Il padre “era un contadino di poche parole, un “ragazzo del ‘99” catturato dagli austriaci sul Piave, deportato in Germania e richiamato alle armi dopo il 1940”, spiega l’anziana. La famiglia che l’uomo era riuscito a tirare su era molto rumorosa, e quel giorno, tutti, marito, moglie, otto figli, si incamminarono. Durante il tragitto un forte rumore, una scarica di colpi di mitragliatrice e le grida. Due pastori erano stati uccisi dopo essersi opposti al furto delle pecore. Dopo poco la famiglia raggiunse un podere dove vi erano altri sfollati. “Si avvicinarono due soldati, avevano un carnato olivastro” racconta la donna ai pm. “Io in quel momento non avrei potuto dire di che nazionalità fossero, mai sentita la loro lingua”, ma una cosa è certa “non erano tedeschi. Quella mattina li avevamo incontrati per strada mentre si ritiravano; papà il tedesco lo conosceva bene per averlo imparato durante la prigionia. Gli dissero: Con tutte queste ragazze che ti porti dietro devi stare attento, gli alleati le stuprano…".
I due uomini in divisa, armati, “cercarono di violentare le sorelle che papà nascose tra i cespugli”. Allora gli uomini insistettero in maniera violenta e decisi strattonarono e presero Ottavia che tenne stretta a sé l’ultima figlia, neonata. La piccola cadde a terra e la “mamma la riprese e poi venne gettata dietro un albero”. Due spari decisi e poi l’accoltellamento. “Sparì alla mia vista per un quarto d’ora”, spiega Giselda. Quando i due uomini se ne andarono mamma Ottavia rimase in silenzio e continuò ad allattare. Prima di morire, il mattino seguente. Nei giorni a seguire gli orrori si ripeterono. I soldati “continuarono a violentare altre donne sinché qualcuno li cacciò lanciandogli delle bombe a mano”.
Chi erano i "goumiers", i soldati che violentavano le donne
Nel racconto scioccante della donna si ripercorrono i momenti terribili del passaggio della guerra in Toscana. Ricordando in maniera tanto lucida quanto faticosa le violenze sulle donne “commesse dai goumiers”. “I soldati coloniali, arabi e africani, inquadrati nelle truppe francesi che combattevano con gli Alleati”, come spiegano gli avvocati di Giselda Anselmi, Luciano Randazzo e Paola Pantalone.
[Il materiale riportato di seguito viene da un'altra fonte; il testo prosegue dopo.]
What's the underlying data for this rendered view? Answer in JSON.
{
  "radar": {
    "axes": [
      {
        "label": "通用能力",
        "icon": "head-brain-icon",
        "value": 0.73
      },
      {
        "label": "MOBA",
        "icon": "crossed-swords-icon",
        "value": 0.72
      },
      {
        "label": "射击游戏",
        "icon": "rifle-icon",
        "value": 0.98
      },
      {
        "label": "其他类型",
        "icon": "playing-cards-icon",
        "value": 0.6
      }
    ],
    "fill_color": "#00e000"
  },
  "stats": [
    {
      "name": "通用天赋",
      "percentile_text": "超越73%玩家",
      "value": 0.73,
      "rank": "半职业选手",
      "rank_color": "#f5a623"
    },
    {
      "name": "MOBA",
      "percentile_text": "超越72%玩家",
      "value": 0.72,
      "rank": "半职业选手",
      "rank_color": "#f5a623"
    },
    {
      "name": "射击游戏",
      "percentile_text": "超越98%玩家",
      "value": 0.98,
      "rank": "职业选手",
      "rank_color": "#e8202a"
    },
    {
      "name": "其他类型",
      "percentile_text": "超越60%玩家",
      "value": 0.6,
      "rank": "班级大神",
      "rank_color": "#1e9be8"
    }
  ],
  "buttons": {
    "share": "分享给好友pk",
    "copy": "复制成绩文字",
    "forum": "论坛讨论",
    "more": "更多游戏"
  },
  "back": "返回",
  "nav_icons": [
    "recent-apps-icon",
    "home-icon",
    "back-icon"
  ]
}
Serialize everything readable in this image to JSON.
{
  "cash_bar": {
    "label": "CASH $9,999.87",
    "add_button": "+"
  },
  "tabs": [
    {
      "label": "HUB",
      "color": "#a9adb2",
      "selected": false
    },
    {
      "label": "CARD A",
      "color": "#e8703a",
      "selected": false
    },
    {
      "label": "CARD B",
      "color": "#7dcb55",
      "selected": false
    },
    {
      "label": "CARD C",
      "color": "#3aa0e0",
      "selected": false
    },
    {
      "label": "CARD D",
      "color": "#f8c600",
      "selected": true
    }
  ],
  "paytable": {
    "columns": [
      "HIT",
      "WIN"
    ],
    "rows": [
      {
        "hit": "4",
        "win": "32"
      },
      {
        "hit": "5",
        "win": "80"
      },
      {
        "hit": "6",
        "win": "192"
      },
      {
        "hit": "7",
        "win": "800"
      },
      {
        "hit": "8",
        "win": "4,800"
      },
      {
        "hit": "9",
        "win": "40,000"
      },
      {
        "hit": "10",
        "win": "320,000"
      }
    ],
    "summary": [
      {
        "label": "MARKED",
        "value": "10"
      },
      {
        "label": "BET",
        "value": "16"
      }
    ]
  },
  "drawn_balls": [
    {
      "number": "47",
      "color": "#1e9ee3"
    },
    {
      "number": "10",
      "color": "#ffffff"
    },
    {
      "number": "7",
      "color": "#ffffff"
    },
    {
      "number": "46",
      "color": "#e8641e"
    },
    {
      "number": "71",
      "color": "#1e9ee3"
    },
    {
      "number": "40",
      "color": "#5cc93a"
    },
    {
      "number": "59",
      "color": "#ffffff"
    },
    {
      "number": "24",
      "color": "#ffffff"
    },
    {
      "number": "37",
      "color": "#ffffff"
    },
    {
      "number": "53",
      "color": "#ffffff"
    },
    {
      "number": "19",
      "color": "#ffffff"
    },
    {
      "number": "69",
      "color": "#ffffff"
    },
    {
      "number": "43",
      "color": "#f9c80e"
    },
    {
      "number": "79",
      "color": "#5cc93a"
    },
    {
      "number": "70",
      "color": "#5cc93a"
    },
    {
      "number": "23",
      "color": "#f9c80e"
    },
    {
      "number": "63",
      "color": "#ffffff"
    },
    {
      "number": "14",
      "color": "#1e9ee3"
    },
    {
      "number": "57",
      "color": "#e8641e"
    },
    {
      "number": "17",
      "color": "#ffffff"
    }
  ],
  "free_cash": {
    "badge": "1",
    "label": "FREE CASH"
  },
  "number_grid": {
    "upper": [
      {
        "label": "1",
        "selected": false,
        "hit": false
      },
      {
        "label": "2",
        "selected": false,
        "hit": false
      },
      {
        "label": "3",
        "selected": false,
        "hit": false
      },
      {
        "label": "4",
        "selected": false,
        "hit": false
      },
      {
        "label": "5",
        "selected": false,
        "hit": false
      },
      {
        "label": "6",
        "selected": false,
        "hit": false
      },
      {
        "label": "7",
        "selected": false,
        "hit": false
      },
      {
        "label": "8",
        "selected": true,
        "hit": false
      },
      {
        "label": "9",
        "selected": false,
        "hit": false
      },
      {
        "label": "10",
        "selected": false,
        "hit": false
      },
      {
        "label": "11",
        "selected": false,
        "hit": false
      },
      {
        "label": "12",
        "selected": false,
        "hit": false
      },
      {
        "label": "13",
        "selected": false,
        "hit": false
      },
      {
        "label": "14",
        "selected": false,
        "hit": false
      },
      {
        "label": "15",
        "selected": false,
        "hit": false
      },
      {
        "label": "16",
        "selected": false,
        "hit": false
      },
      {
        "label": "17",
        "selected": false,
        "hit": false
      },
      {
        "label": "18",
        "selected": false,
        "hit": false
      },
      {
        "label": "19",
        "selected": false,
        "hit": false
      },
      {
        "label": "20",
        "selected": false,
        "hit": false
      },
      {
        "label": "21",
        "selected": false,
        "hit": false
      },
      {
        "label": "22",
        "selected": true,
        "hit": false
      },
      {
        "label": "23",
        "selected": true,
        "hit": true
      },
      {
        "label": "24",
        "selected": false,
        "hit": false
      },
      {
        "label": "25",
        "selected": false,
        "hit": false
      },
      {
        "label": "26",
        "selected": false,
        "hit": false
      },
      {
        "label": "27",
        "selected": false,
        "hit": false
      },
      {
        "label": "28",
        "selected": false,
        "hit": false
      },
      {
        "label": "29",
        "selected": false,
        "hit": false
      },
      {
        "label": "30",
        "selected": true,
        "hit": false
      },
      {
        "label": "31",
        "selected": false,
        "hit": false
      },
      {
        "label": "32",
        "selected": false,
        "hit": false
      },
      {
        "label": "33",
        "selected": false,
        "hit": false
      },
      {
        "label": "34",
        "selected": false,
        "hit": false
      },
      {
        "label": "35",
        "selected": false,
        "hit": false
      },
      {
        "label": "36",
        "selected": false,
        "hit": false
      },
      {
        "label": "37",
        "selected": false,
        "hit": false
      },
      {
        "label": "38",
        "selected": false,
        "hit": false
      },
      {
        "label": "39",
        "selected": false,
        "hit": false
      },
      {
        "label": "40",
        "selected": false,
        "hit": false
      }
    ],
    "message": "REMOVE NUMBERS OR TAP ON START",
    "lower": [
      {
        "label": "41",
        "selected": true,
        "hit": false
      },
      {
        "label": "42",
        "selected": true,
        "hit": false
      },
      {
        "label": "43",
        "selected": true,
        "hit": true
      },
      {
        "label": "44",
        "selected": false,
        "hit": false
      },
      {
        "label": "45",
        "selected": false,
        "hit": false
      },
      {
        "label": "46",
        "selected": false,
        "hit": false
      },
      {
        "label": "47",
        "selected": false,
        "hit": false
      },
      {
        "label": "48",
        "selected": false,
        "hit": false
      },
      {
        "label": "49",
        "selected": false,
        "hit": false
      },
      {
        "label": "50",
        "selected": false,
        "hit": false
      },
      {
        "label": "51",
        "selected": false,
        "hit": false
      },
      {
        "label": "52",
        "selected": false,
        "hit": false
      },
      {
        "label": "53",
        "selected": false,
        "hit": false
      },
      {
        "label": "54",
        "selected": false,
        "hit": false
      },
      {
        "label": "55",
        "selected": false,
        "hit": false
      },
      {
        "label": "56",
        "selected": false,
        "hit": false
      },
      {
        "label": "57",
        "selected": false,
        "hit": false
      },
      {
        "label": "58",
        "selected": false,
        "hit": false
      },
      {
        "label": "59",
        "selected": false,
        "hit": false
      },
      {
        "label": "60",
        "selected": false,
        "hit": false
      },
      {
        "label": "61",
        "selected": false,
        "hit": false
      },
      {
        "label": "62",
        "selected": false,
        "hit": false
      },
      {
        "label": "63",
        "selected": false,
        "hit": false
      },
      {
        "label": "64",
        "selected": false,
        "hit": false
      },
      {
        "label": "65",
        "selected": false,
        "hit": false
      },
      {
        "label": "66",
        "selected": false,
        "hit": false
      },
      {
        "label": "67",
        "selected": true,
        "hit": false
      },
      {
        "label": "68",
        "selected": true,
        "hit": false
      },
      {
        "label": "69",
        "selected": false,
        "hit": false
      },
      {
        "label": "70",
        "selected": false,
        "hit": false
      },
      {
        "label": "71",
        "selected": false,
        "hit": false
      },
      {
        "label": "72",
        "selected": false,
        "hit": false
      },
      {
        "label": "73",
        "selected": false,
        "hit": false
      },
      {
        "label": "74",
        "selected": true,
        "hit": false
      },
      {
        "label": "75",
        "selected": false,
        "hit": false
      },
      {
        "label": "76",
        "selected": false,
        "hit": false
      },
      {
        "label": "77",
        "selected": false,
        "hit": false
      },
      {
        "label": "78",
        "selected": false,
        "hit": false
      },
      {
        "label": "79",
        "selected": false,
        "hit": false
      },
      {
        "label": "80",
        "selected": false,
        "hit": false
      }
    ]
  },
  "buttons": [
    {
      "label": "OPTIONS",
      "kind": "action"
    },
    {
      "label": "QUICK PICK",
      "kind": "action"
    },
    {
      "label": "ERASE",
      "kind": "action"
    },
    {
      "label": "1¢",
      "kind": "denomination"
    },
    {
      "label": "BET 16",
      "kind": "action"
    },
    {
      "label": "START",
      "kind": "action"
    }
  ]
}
“Per quel delitto allora non ci furono indagini, niente” , spiega la donna. Certa di pretendere “giustizia anche adesso, da vecchia. Lo pretendo per chi subì le stesse atrocità rimaste impunite in migliaia di casi tra Campania, Lazio, Abruzzo e Toscana”. Fatti disumani che oggi rimangono “un fenomeno poco conosciuto e sottovalutato”, ma che dovrebbe essere giudicato - spiega Marco De Paolis a Repubblica, il procuratore generale militare presso la Corte militare d’Appello di Roma che ha fatto luce sulle stragi naziste di Marzabotto e Sant’Anna di Stazzema - “secondo la legge di bandiera”. Si tratta delle violenze terribili commesse dai goumier tra 1943 e e il 1944. Le stesse “raccontate nel romanzo La Ciociara”, spiega De Paolis.
Per lui, insomma, dovrebbe essere la giustizia francese a fare chiarezza sui reati commessi dai propri militari. E su questo sono d’accordo anche Randazzo e Pantalone.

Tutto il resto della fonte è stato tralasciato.